The null hypothesis is the statement or question upon which a hypothesis is based. e.g. “All apples are red”, “Eating pigs causes chubby faces”, “The average salary of astronauts is $120,000 per annum”.
Without evidence, the hypothesis is “null”: by default, it is neither true nor false. To prove our hypothesis we must test it.
Some hypotheses are true until proven false, and others are false until proven true. For example, we can say that all apples are red until we prove a non-red apple is found. On the other hand, eating pigs doesn’t cause chubby faces until we prove a correlation, and the average salary of astronauts is not $120,000 per annum until we find data to support the fact.
It’s impossible to prove a true hypothesis (e.g. “all apples are red”), because we can’t guarantee that an alternative hypothesis won’t come along to disprove it in the future. All it takes is one non-red apple to disprove our hypothesis, and we can’t possibly test every single apple in the world, past, present and future.
Hence, a true hypothesis makes for very good null hypothesis. A researcher will seek to disprove the null hypothesis rather than to prove it (i.e. “Innocent until proven guilty”). If they are able to provide evidence to prove that a green apple exists, they can claim a result: not all apples are red! Similarly, a medical scientist will seek to prove that eating pigs does not cause chubby faces, and an analyst will seek to prove that the average salary of astronauts is not $120,000.
But what happens if the researcher is unable to disprove the null hypothesis? They cannot conclusively say that “all apples are red” just because they couldn’t find a green apple. This is why experiments seek to prove statistical significance. They will attempt to prove that all the apples they found were red, and they couldn’t prove otherwise; that the majority of people who ate pigs have chubby faces; and that from the (large) set of data they collected about astronauts, the average salary was indeed $120,000.

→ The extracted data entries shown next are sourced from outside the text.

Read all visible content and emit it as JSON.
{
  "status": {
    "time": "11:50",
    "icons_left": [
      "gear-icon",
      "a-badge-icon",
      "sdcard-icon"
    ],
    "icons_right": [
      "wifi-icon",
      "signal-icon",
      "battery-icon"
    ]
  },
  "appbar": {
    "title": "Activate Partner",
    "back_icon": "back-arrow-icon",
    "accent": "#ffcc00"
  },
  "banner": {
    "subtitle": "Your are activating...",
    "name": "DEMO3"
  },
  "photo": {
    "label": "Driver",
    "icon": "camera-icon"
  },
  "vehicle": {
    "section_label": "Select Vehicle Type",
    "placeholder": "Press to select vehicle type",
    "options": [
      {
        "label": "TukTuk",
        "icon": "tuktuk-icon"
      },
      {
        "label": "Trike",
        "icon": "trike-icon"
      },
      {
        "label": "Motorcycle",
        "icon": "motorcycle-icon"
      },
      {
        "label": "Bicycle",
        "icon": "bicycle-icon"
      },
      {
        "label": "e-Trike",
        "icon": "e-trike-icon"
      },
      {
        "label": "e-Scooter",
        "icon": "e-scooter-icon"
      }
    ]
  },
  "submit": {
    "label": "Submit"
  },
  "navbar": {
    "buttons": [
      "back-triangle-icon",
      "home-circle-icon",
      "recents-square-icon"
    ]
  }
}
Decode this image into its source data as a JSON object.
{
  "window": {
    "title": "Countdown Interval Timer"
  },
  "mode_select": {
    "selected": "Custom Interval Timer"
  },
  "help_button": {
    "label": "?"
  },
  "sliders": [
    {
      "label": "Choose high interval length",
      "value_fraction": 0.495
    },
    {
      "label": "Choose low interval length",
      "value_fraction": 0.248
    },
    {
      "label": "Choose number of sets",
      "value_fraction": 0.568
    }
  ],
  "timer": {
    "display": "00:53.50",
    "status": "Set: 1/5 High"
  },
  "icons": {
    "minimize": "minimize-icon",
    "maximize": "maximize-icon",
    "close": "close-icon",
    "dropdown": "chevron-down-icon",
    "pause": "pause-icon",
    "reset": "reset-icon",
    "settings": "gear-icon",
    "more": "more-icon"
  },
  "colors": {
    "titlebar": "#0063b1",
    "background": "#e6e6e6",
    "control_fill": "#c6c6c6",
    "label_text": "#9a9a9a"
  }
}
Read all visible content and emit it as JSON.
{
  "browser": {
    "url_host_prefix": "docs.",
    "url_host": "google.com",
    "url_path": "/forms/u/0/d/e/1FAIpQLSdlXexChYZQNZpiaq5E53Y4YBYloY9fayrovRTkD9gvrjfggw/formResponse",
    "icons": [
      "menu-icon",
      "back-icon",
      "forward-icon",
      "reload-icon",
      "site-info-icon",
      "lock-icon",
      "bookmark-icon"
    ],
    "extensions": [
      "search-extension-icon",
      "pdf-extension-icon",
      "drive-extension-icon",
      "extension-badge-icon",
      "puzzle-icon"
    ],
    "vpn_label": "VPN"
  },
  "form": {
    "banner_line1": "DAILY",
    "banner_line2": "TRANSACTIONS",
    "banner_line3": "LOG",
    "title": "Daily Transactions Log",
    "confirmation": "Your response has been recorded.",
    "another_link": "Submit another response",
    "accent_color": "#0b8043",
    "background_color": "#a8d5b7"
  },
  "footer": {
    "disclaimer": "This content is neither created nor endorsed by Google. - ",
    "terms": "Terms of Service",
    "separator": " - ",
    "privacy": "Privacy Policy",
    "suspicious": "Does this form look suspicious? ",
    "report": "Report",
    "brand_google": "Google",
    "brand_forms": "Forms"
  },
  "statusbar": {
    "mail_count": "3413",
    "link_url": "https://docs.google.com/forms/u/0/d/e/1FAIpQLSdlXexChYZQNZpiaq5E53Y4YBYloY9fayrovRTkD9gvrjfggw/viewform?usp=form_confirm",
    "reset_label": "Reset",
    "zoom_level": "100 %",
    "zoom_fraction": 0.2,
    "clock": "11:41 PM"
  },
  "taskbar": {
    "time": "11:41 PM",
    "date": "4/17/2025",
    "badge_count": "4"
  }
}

Their conclusions can never be truly conclusive: the door is always open for another researcher to come along and disprove their theory. As such, a good piece of research will seek to both prove statistical significance and disprove the null hypothesis. If the researcher demonstrates that they took all reasonable means to disprove their own hypothesis and failed, it strengthens their argument.
What this means is that a huge amount of trust is placed on scientists to disprove their own theories. It’s easy to make a poor effort and then claim they couldn’t disprove themselves, and therefore their hypothesis is correct. Hence why reproducible research is so important.